Most high school students think their literature assignments are torture.

For some North Carolina students, that is very nearly the reality.

A North Carolina school board will keep in its high school curriculum a book that tackles abortion, torture, rape and prostitution.

The Watauga County school board voted 3-2 on Thursday to keep Isabel Allende’s “The House of the Spirits” in the curriculum after the mother of a sophomore at Watauga High read the book assigned to her son and asked teachers to ban it, Fox 8 reported, citing the Winston-Salem Journal.

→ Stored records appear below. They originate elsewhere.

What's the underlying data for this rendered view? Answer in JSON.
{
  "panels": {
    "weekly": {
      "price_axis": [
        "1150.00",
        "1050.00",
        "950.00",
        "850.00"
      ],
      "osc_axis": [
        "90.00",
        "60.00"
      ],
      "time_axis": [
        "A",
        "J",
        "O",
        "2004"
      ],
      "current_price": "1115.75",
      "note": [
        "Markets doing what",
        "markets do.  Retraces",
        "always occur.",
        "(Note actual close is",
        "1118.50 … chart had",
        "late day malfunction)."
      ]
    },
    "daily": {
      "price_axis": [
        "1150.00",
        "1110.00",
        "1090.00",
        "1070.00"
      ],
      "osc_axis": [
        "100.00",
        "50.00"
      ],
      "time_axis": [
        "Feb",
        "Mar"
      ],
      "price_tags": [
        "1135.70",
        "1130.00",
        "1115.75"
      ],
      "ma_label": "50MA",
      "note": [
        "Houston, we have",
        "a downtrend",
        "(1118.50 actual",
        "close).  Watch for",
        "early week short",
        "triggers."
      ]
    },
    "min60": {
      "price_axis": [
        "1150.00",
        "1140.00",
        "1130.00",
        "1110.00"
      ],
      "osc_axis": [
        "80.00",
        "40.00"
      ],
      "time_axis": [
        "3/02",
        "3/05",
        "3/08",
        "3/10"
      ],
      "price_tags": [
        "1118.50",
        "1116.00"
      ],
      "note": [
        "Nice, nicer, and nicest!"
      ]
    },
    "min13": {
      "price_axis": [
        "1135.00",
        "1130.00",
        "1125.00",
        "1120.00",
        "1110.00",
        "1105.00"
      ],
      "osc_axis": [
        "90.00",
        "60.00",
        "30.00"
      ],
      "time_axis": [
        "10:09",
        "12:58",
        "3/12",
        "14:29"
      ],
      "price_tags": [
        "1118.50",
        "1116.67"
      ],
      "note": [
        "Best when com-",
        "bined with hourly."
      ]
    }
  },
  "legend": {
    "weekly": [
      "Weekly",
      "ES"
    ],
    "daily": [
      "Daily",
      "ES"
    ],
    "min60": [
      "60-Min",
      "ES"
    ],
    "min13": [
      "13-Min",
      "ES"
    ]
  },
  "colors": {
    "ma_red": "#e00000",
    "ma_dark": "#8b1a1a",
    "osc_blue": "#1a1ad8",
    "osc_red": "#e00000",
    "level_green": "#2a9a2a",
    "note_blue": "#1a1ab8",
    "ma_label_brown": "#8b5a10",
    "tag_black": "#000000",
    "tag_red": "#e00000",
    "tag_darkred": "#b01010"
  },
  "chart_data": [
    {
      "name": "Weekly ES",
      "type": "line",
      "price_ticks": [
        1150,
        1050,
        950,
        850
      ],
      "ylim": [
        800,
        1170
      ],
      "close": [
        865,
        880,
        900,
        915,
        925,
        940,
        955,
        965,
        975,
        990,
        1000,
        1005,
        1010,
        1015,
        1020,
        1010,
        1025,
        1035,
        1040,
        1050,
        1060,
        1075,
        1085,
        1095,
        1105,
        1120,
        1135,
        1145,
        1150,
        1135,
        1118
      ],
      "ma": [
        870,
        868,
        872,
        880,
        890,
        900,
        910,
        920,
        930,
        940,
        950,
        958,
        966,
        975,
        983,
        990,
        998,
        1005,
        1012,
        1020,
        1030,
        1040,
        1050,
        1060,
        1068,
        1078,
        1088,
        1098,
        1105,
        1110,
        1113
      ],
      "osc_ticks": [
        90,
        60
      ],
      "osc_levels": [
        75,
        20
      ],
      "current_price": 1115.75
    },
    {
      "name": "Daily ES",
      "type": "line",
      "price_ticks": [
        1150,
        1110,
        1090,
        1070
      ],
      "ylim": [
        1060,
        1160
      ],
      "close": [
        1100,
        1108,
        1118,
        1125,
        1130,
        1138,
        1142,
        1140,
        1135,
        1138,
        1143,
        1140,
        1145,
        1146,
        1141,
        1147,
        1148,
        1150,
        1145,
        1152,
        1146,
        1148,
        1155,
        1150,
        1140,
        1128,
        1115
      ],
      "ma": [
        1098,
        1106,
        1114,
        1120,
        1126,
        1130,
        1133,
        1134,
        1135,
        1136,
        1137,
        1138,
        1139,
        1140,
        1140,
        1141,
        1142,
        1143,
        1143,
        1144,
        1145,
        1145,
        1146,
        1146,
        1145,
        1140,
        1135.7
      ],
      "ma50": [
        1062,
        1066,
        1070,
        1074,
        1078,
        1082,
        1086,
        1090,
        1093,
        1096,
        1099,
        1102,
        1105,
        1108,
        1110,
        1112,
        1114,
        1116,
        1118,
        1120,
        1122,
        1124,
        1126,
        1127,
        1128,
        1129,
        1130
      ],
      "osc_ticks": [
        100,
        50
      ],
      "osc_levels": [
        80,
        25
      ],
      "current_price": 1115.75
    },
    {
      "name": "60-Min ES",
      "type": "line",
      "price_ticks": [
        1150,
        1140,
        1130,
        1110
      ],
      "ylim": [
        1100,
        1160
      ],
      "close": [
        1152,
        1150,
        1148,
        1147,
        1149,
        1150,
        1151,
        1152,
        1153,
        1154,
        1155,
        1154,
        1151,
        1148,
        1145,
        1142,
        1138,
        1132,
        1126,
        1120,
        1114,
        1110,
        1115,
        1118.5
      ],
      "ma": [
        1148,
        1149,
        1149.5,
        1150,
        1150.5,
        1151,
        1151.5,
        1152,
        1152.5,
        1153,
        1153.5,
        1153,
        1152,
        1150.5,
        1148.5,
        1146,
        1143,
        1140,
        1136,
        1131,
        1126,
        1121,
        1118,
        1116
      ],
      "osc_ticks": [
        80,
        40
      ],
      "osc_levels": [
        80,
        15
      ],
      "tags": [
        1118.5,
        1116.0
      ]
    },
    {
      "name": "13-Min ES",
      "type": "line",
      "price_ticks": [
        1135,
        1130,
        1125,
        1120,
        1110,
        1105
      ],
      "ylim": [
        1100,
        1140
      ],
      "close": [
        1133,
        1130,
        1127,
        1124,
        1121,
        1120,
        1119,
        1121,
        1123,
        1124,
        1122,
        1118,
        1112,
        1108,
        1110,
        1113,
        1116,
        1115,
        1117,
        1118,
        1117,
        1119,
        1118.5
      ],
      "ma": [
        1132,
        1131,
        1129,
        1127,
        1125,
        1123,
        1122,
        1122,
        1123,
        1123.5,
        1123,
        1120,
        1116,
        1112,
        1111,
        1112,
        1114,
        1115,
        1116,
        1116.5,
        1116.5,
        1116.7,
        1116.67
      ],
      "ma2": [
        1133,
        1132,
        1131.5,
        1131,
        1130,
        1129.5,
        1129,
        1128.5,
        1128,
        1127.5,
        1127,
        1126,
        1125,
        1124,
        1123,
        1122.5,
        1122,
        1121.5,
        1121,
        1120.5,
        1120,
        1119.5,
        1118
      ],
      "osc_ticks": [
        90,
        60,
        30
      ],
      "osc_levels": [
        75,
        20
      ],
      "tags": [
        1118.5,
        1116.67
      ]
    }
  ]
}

The vote follows a five-month controversy over the novel, a New York Times bestseller, which is recommended by the North Carolina Department of Public Instruction as part of the Common Core curriculum.

“Parents need and deserve an opt-out if they don’t want their children to read this particular book,” said board member Brenda Reese, who added she has read the book twice since the challenge first came up in October. “But I don’t feel like we should pull this book from the class.”

Legal Director for the ACLU-NC Legal Foundation Chris Brook released the following statement, according to NBC Charlotte:

“We applaud the Watauga County Board of Education for doing the right thing and supporting the freedom to read. Sophomore honors English students in Watauga schools will now be able to once again read ‘The House of the Spirits’ with the benefit of faculty led classroom discussions, and parents who object to assigned texts still have the option to choose an alternative reading option.”

Craig Fischer, an associate professor of cultural studies at Appalachian State University, spoke out against banning the book at a board meeting in January, NBC Charlotte reported.